The one constant in Elizabethan England was that women were property yet the Queen had set herself up as inviolate and unattainable. The Virgin Queen as replacement for the Virgin Mary in a newly Protestant England.


Shakespeare wrote his women in celebration of courtly love, women of intrigue (Olivia, Hero, Margaret and Ursula). Everything maybe that illiterate Anne Hathaway back in Stratford was not. He wrote of their quick-wittedness and individuality (Maria, Mistress Quickly and Beatrice). In compliment maybe to the Queen.


By homing in on three substantial excerpts we are permitted to focus on individual characters and indulge in a more measured way in their language. Too often nowadays, fearful of modern audiences, players deliver lines on the run or largely replace them with meaningful camera close-ups.


Our actors, all of them, I felt had immersed themselves in their lines and spoke them with both feeling and comprehension. They stood on a minimalist set in an array of rich and sparkling costumes and had our individual attention, conveying well rounded characters allowed to step out of the text and shine.


It was easy to see through the weak braggart that is Falstaff, the really very unpleasant stridency of Pistol, the pathetic bombast of Belch and Aguecheek [Sir Andrew Ague-Cheek]. Less easy to feel sympathy for the vain Malvolio, but he made me try.

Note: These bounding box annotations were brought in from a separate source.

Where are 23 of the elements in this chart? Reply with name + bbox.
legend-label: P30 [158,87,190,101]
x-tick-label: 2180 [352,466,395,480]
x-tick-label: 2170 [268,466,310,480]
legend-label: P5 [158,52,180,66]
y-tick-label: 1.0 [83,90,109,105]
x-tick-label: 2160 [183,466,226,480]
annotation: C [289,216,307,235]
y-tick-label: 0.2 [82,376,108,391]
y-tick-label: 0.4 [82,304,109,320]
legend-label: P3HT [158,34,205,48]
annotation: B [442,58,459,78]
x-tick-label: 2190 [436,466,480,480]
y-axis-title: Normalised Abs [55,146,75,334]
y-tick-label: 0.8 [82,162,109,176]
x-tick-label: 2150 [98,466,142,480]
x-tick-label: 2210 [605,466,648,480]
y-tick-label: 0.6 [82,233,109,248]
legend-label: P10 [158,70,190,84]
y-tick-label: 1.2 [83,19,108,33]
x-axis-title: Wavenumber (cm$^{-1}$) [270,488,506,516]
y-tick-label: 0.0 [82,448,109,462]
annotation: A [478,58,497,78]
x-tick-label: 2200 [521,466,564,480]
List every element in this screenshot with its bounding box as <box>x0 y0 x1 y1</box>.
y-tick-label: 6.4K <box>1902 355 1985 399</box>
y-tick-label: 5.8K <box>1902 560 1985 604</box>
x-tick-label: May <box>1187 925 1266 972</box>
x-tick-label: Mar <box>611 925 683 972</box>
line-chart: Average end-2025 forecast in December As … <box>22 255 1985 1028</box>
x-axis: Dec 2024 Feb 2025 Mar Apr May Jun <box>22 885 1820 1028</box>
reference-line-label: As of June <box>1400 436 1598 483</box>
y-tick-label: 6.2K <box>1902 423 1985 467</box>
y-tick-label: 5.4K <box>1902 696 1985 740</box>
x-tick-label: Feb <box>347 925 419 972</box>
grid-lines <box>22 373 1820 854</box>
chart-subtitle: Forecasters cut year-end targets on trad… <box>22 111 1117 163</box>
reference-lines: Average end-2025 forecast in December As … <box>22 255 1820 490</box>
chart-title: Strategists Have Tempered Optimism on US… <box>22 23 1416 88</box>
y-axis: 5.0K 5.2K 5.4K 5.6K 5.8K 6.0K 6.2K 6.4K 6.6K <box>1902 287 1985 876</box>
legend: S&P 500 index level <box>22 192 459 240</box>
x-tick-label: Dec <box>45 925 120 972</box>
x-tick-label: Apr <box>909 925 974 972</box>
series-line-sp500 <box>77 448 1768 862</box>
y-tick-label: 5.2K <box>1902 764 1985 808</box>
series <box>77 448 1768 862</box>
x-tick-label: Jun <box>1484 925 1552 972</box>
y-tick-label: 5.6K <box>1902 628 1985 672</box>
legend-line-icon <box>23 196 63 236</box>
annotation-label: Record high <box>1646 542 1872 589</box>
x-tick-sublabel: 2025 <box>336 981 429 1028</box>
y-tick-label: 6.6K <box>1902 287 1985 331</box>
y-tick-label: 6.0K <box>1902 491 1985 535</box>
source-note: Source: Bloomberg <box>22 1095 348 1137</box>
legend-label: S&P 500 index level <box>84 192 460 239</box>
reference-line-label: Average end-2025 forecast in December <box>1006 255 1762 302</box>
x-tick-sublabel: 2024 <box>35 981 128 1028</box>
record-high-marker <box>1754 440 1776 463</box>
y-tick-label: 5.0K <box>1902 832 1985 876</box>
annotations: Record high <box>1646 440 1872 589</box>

Hal and Benedick certainly frustrated us before finally getting the point.


All came together: the baiting in Twelfth Night and intrigue of Much Ado with the rather meatier central section of Prince Hal’s redemption.


A delightful circle dance allowed everyone to admire how few and excellent were the players; how large a backup team had been competently deployed; how much thought had gone nto the conception and execution of the production, music and lights; and how smooth the running of front of house.


This little company has once again proved itself of superb and serious acting, moving from bawdy boisterous to intimate projection that might have been lost to an original audience or larger set. Up close and personal allowed us to immerse ourselves in character and action and to look forward to a third helping from this quality team.